Devant la menace sur les ressources en eau, la mobilisation contre la ligne creusée sous les Alpes s’est considérablement renforcée, compromettant la poursuite du projet.

Éliane Patriarca  • 10 octobre 2022 abonné·es
Le TGV Lyon-Turin n’est plus sûr de voir le bout du tunnel
© Photo : LOIC VENANCE / AFP.

Le Lyon-Turin risque-t-il de sombrer pour une histoire d’eau ? En quelques mois, l’opposition à ce grand projet, jusque-là relativement inaudible en France, s’est amplifiée comme jamais. Au cœur de ce basculement : la menace sur les ressources en eau que fait peser la construction de la section de base de cette ligne ferroviaire fret et voyageurs, un tunnel de 57,5 kilomètres sous les Alpes.

C’est l’association Vivre et agir en Maurienne (VAM) qui a lancé l’alerte en novembre 2021 : selon elle, la poursuite des travaux porterait atteinte de manière irréversible aux réserves en eau du massif alpin, déjà gravement affectées par le réchauffement climatique.

Un sujet hypersensible qui, après cet été d’incendies, de canicules et de sécheresses, mobilise désormais bien au-delà des opposants traditionnels au projet.
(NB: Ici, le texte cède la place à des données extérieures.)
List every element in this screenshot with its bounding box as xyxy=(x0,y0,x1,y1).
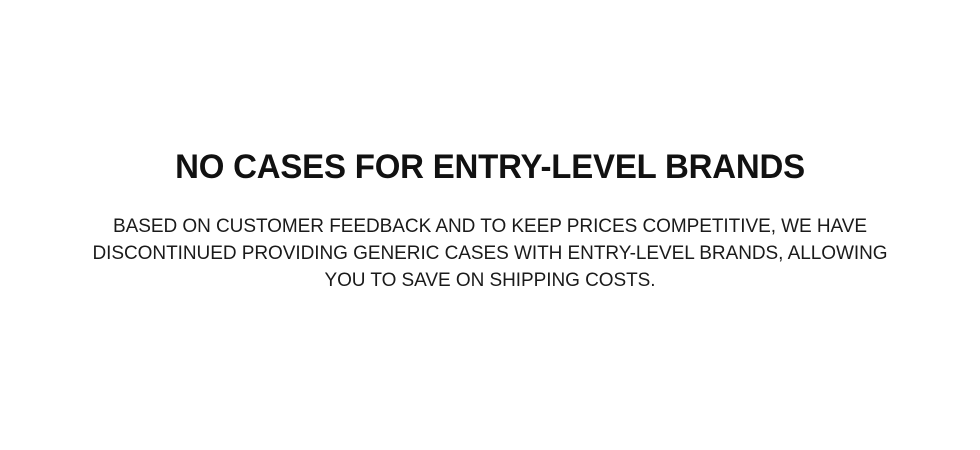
notice-body-line-1: BASED ON CUSTOMER FEEDBACK AND TO KEEP P… xyxy=(90,213,890,240)
notice-body-text: BASED ON CUSTOMER FEEDBACK AND TO KEEP P… xyxy=(90,186,890,294)
promotional-notice-banner: NO CASES FOR ENTRY-LEVEL BRANDS BASED ON… xyxy=(0,0,980,450)
notice-body-line-2: DISCONTINUED PROVIDING GENERIC CASES WIT… xyxy=(90,240,890,267)
notice-heading: NO CASES FOR ENTRY-LEVEL BRANDS xyxy=(54,0,927,186)
notice-content: NO CASES FOR ENTRY-LEVEL BRANDS BASED ON… xyxy=(40,0,940,294)
notice-body-line-3: YOU TO SAVE ON SHIPPING COSTS. xyxy=(90,267,890,294)
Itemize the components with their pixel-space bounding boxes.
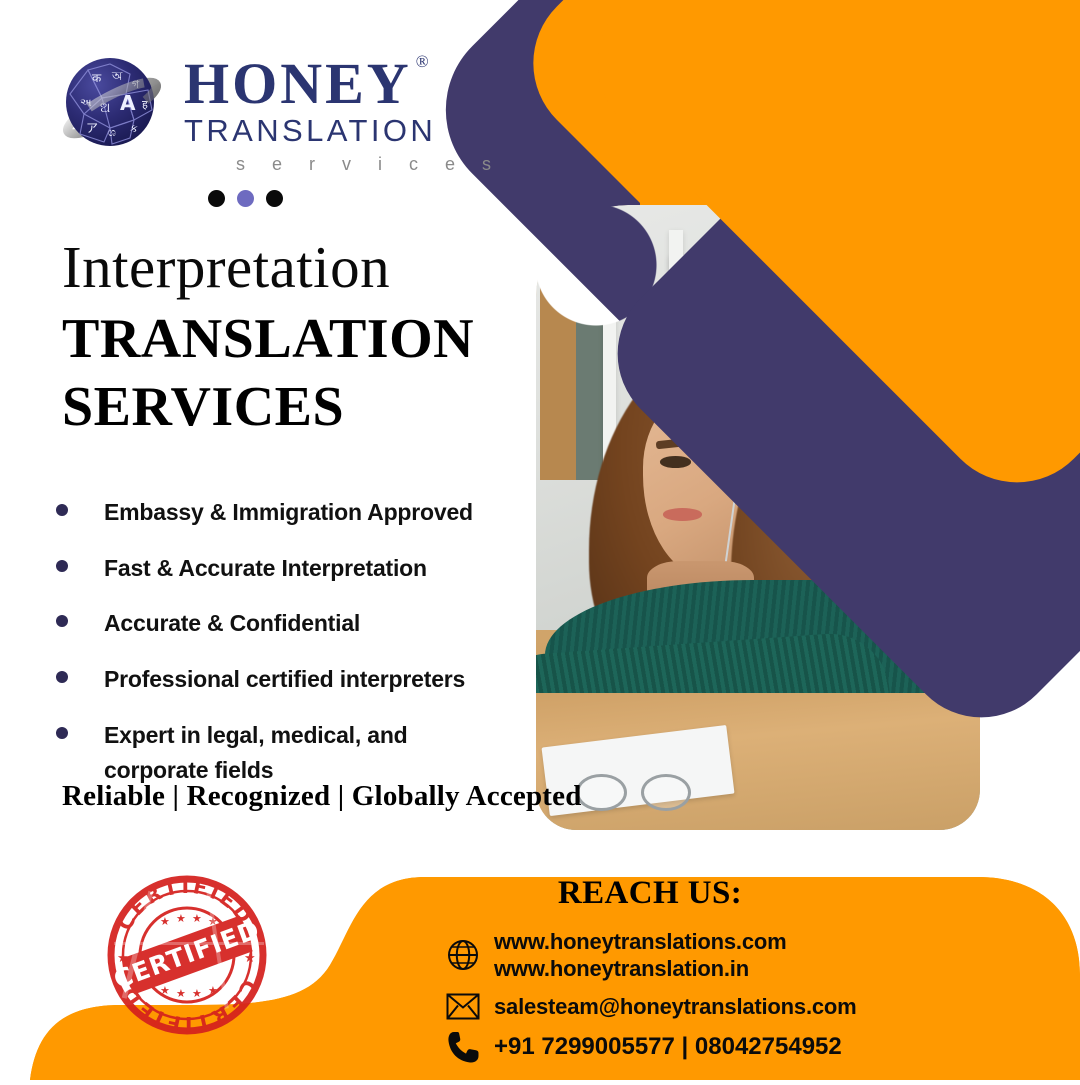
feature-item: Professional certified interpreters [56,662,536,698]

Greenpeace et France nature environnement ont rejoint Les Amis de la Terre, Attac, SUD-Rail et la Confédération paysanne.

En un mois, la situation a plus avancé qu’en dix ans de combat.

Du côté des partis politiques, La France insoumise (LFI) s’active aux côtés d’Europe Écologie-Les Verts (EELV) ; sur le terrain, des maires et des habitants des départements concernés se regroupent en collectifs… Enfin, le député du Rhône Gabriel Amard (LFI-Nupes) a déposé, le 5 septembre à l’Assemblée, une résolution demandant l’ouverture d’une commission d’enquête parlementaire sur le « non-respect des lois sur l’eau dans le projet Lyon-Turin ».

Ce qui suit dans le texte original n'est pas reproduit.